So You’ve Got Yourself a Kafka: Event-Powered Rails Services

00:00:10 Hello, everybody! We're going to get started. I hope that you're here to listen to me talk about Kafka because that's the topic for today.

00:00:19 My name is Stella Cotton, and I’m an engineer at Heroku. As I mentioned, I will be discussing Kafka today.

00:00:27 Many of you might have heard that Heroku offers Kafka as a service. We have various hosted plans, ranging from small to large capacities.

00:00:40 There's a dedicated engineering team working on making Kafka run efficiently on Heroku at super high capacities. However, I am not part of that team.

00:00:54 I have a different background and I'm not an expert in running or tuning Kafka clusters for high loads.

00:01:05 Like many of you, I am a regular Rails engineer.
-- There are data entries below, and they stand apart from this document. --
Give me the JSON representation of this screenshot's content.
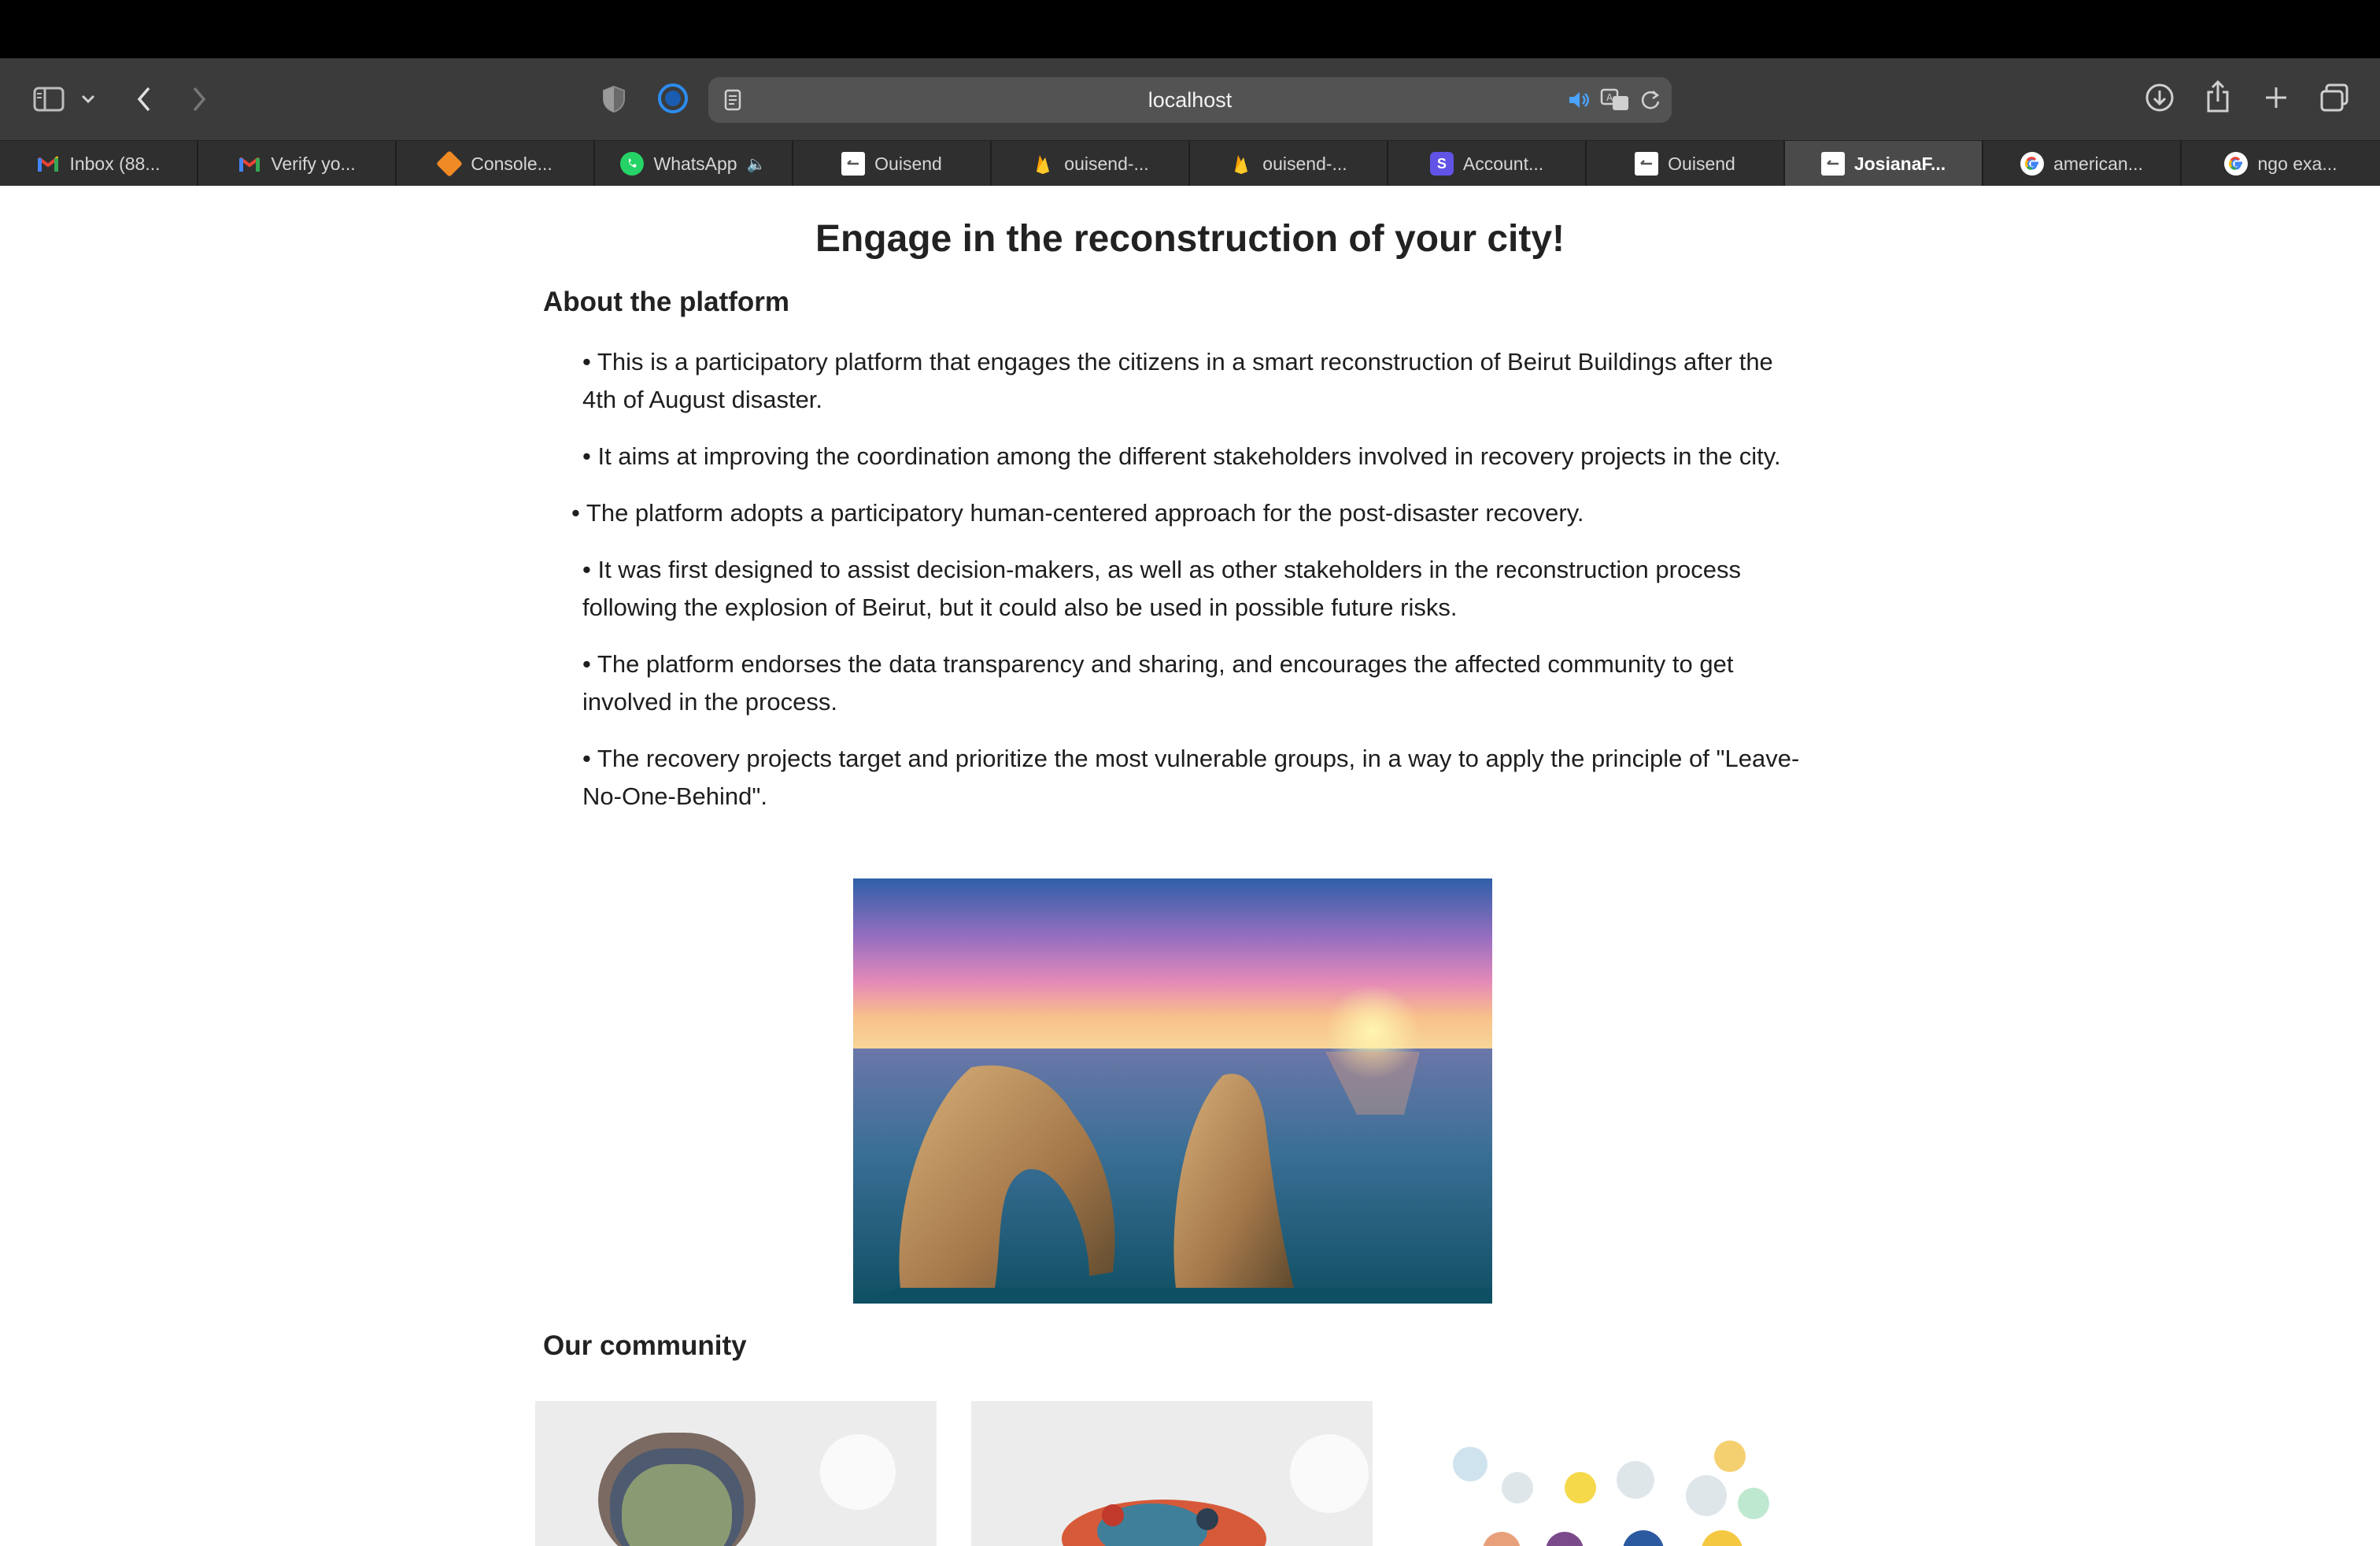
{
  "browser": {
    "url": "localhost",
    "tabs": [
      {
        "label": "Inbox (88...",
        "icon": "gmail-icon"
      },
      {
        "label": "Verify yo...",
        "icon": "gmail-icon"
      },
      {
        "label": "Console...",
        "icon": "cube-icon"
      },
      {
        "label": "WhatsApp",
        "icon": "whatsapp-icon"
      },
      {
        "label": "Ouisend",
        "icon": "ouisend-icon"
      },
      {
        "label": "ouisend-...",
        "icon": "firebase-icon"
      },
      {
        "label": "ouisend-...",
        "icon": "firebase-icon"
      },
      {
        "label": "Account...",
        "icon": "s-icon"
      },
      {
        "label": "Ouisend",
        "icon": "ouisend-icon"
      },
      {
        "label": "JosianaF...",
        "icon": "ouisend-icon",
        "active": true
      },
      {
        "label": "american...",
        "icon": "google-icon"
      },
      {
        "label": "ngo exa...",
        "icon": "google-icon"
      }
    ]
  },
  "page": {
    "title": "Engage in the reconstruction of your city!",
    "about_heading": "About the platform",
    "bullets": [
      "• This is a participatory platform that engages the citizens in a smart reconstruction of Beirut Buildings after the 4th of August disaster.",
      "• It aims at improving the coordination among the different stakeholders involved in recovery projects in the city.",
      "• The platform adopts a participatory human-centered approach for the post-disaster recovery.",
      "• It was first designed to assist decision-makers, as well as other stakeholders in the reconstruction process following the explosion of Beirut, but it could also be used in possible future risks.",
      "• The platform endorses the data transparency and sharing, and encourages the affected community to get involved in the process.",
      "• The recovery projects target and prioritize the most vulnerable groups, in a way to apply the principle of \"Leave-No-One-Behind\"."
    ],
    "community_heading": "Our community"
  },
  "colors": {
    "toolbar": "#3b3b3b",
    "tabstrip": "#2f2f2f",
    "active_tab": "#4a4a4a",
    "page_bg": "#ffffff",
    "text": "#222222"
  }
}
When I joined Heroku, I wasn't familiar with Kafka at all.

00:01:17 It seemed like a mysterious technology that suddenly became ubiquitous, with numerous hosted Kafka solutions appearing, not just on Heroku but also from other providers.

00:01:30 The importance of Kafka became apparent to me upon joining Heroku, where it plays an integral role in our product architecture.

00:01:41 Today, I’d like to cover three main areas, which I hope will help other Rails engineers become more familiar with Kafka.

00:01:55 Firstly, we will explore what Kafka is, followed by how it can enhance your services, and finally, I’ll touch on some practical considerations and challenges that I faced when starting to use event-driven systems.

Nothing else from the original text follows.